Agora quero me ater a um só poema do livro — minha edição é a da Editora Global, 3ª edição, de 2013, emprestada da Biblioteca Pública do Paraná — que fala, segundo a minha interpretação, do ofício de escrever, mais especificamente sobre escrever poesia, embora também possa servir para a prosa. Ao contrário de outros ofícios, trabalhar com a palavra, principalmente com a apalavra poética, traz o perigo da imprecisão, como vimos acima.
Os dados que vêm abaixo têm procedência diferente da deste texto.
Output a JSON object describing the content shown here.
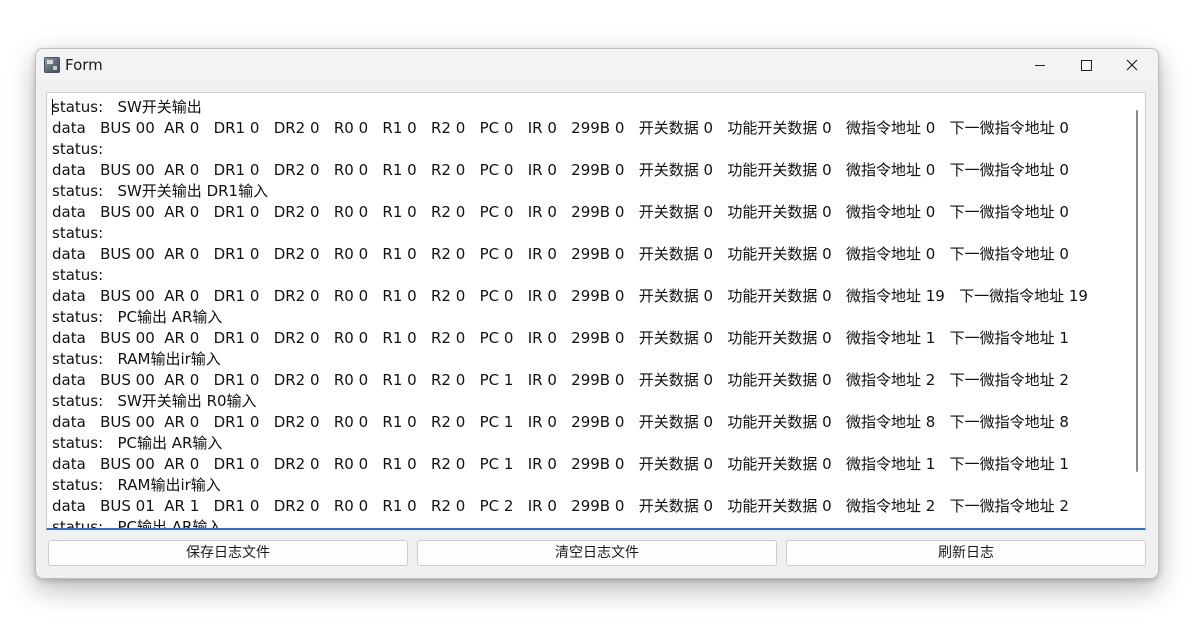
{
  "window": {
    "title": "Form"
  },
  "log": {
    "lines": [
      "status:   SW开关输出",
      "data   BUS 00  AR 0   DR1 0   DR2 0   R0 0   R1 0   R2 0   PC 0   IR 0   299B 0   开关数据 0   功能开关数据 0   微指令地址 0   下一微指令地址 0",
      "status:",
      "data   BUS 00  AR 0   DR1 0   DR2 0   R0 0   R1 0   R2 0   PC 0   IR 0   299B 0   开关数据 0   功能开关数据 0   微指令地址 0   下一微指令地址 0",
      "status:   SW开关输出 DR1输入",
      "data   BUS 00  AR 0   DR1 0   DR2 0   R0 0   R1 0   R2 0   PC 0   IR 0   299B 0   开关数据 0   功能开关数据 0   微指令地址 0   下一微指令地址 0",
      "status:",
      "data   BUS 00  AR 0   DR1 0   DR2 0   R0 0   R1 0   R2 0   PC 0   IR 0   299B 0   开关数据 0   功能开关数据 0   微指令地址 0   下一微指令地址 0",
      "status:",
      "data   BUS 00  AR 0   DR1 0   DR2 0   R0 0   R1 0   R2 0   PC 0   IR 0   299B 0   开关数据 0   功能开关数据 0   微指令地址 19   下一微指令地址 19",
      "status:   PC输出 AR输入",
      "data   BUS 00  AR 0   DR1 0   DR2 0   R0 0   R1 0   R2 0   PC 0   IR 0   299B 0   开关数据 0   功能开关数据 0   微指令地址 1   下一微指令地址 1",
      "status:   RAM输出ir输入",
      "data   BUS 00  AR 0   DR1 0   DR2 0   R0 0   R1 0   R2 0   PC 1   IR 0   299B 0   开关数据 0   功能开关数据 0   微指令地址 2   下一微指令地址 2",
      "status:   SW开关输出 R0输入",
      "data   BUS 00  AR 0   DR1 0   DR2 0   R0 0   R1 0   R2 0   PC 1   IR 0   299B 0   开关数据 0   功能开关数据 0   微指令地址 8   下一微指令地址 8",
      "status:   PC输出 AR输入",
      "data   BUS 00  AR 0   DR1 0   DR2 0   R0 0   R1 0   R2 0   PC 1   IR 0   299B 0   开关数据 0   功能开关数据 0   微指令地址 1   下一微指令地址 1",
      "status:   RAM输出ir输入",
      "data   BUS 01  AR 1   DR1 0   DR2 0   R0 0   R1 0   R2 0   PC 2   IR 0   299B 0   开关数据 0   功能开关数据 0   微指令地址 2   下一微指令地址 2",
      "status:   PC输出 AR输入"
    ]
  },
  "buttons": {
    "save_label": "保存日志文件",
    "clear_label": "清空日志文件",
    "refresh_label": "刷新日志"
  }
}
Ou, se preferir, o texto se abre a várias interpretações que dependem da formação social, cultural, econômica, religiosa e de caráter de cada pessoa que o consome.
Para mim, o poema “Destino”, publicado por Cecília Meireles no livro Viagem, em 1939, quando ela tinha 38 anos, traz bem esta dúvida sobre a precisão — ou a falta dela — do ofício poético. Não é à toa que no primeiro verso ela se diz “pastora de nuvens”, que é uma ótima descrição para uma poeta.
Agora chega de papo e vamos à poesia, que é mais importante. Depois, se quiserem podem escrever mais nos comentários:
Destino
Pastora de nuvens, fui posta a serviço
por uma campina tão desamparada
que não principia nem também termina
e onde nunca é noite e nunca madrugada.
(Pastores da terra, vós tendes sossego,
que olhais para o sol e encontrais direção.
Sabeis quando é tarde, sabeis quando é cedo.
Eu, não.)
Pastora de nuvens, por muito que espere,
não há quem me explique meu vário rebanho.
Perdida atrás dele na planície aérea,
não sei se o conduzo, não sei se o acompanho.
(Pastores da terra, que saltais abismos,
nunca entendereis minha condição.
Pensais que há firmezas, pensais que há limites.
Eu, não.)
Pastora de nuvens, cada luz colore
meu canto e meu gado de tintas diversas.
Por todos os lados o vento revolve
os velos instáveis das reses dispersas.
(Pastores da terra, de certeiros olhos,
como é tão serena a vossa ocupação!
Tendes sempre o indício da sombra que foge...
Eu, não.)
Pastora de nuvens, não paro nem durmo
neste móvel prado, sem noite e sem dia.
Estrelas e luas que jorram, deslumbram
o gado inconstante que se me extravia.
(Pastores da terra, debaixo das folhas
que entornam frescura num plácido chão,
sabeis onde pousam ternuras e sonhos.
Eu, não.)
Pastora de nuvens, esqueceu-me o rosto
do dono das reses, do dono do prado.
E às vezes parece que dizem meu nome,
que me andam seguindo, não sei por que lado.
(Pastores da terra, que vedes pessoas
sem serem apenas imaginação,
podeis encontrar-vos, falar tanta coisa!
Eu, não.)
Pastora de nuvens, com a face deserta,
sigo atrás de formas com feitios falsos,
queimando vigílias na planície eterna
que gira debaixo de meus pés descalços.
(Pastores da terra, tereis um salário,
E andará por bailes vosso coração.
Dormireis um dia como pedras suaves.
Eu, não.)
-Muito obrigado, Cecília, por pastorear as nuvens com tamanha destreza e encanto.